While our interactions as refugees enter Europe are few and brief, we strongly believe that how we receive these desperate people—the majority of whom have never encountered the gospel of Jesus—will make a huge impact in both how they integrate into life in Europe and how they respond to the gospel. We are excited at hearing news that many in Germany are coming to Christ, and have been encouraged to have the opportunity to look at Scripture together with a group of refugees that have settled here in Hungary. Responding with the love of Jesus isn’t to be manipulative or conditional, but His love always moves us to point to the ultimate hope and life in Him.
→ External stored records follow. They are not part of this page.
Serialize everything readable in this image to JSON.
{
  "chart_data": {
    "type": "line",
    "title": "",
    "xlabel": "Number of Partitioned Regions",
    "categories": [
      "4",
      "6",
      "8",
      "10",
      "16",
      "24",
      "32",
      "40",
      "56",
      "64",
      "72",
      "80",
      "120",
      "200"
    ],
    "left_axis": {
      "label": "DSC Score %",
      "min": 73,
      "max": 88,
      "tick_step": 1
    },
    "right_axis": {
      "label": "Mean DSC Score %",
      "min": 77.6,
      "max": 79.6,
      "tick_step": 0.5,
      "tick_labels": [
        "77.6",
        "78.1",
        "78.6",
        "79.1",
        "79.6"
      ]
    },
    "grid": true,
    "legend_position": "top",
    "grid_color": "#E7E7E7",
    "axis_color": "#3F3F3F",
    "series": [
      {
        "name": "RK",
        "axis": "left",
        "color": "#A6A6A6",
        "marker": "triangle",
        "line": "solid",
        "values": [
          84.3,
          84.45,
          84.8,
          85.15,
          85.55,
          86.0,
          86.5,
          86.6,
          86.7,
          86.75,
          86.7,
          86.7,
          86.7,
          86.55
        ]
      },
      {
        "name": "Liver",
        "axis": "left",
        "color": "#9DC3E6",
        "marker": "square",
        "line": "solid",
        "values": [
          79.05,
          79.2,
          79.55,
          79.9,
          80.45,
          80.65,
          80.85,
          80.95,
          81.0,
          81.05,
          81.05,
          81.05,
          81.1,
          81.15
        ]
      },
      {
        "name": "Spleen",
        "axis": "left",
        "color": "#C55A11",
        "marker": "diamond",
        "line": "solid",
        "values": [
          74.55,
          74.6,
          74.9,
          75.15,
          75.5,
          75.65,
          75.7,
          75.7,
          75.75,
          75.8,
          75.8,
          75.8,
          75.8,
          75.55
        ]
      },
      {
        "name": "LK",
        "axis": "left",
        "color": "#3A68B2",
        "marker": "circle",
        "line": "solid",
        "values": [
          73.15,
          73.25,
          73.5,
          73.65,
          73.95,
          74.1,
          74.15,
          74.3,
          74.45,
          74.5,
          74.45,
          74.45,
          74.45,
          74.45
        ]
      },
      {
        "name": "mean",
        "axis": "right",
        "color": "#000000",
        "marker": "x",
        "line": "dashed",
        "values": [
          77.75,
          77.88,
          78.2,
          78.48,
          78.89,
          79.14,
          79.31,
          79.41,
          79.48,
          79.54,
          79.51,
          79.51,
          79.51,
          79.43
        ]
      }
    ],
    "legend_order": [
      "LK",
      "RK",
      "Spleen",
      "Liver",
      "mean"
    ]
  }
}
“For I was hungry and you gave me food, I was thirsty and you gave me drink, I was a stranger and you welcomed me, I was naked and you clothed me, I was sick and you visited me, I was in prison and you came to me... ‘Truly, I say to you, as you did it to one of the least of these my brothers, you did it to me.’” (Matthew 25:35-36, 40)
PRAY: Ask a close friend to join you this month in praying for the refugee crisis. Pray for God’s grace and peace to be with the refugees who are fleeing violence and poverty. Pray for missionaries as they reach out to them in Christ’s name.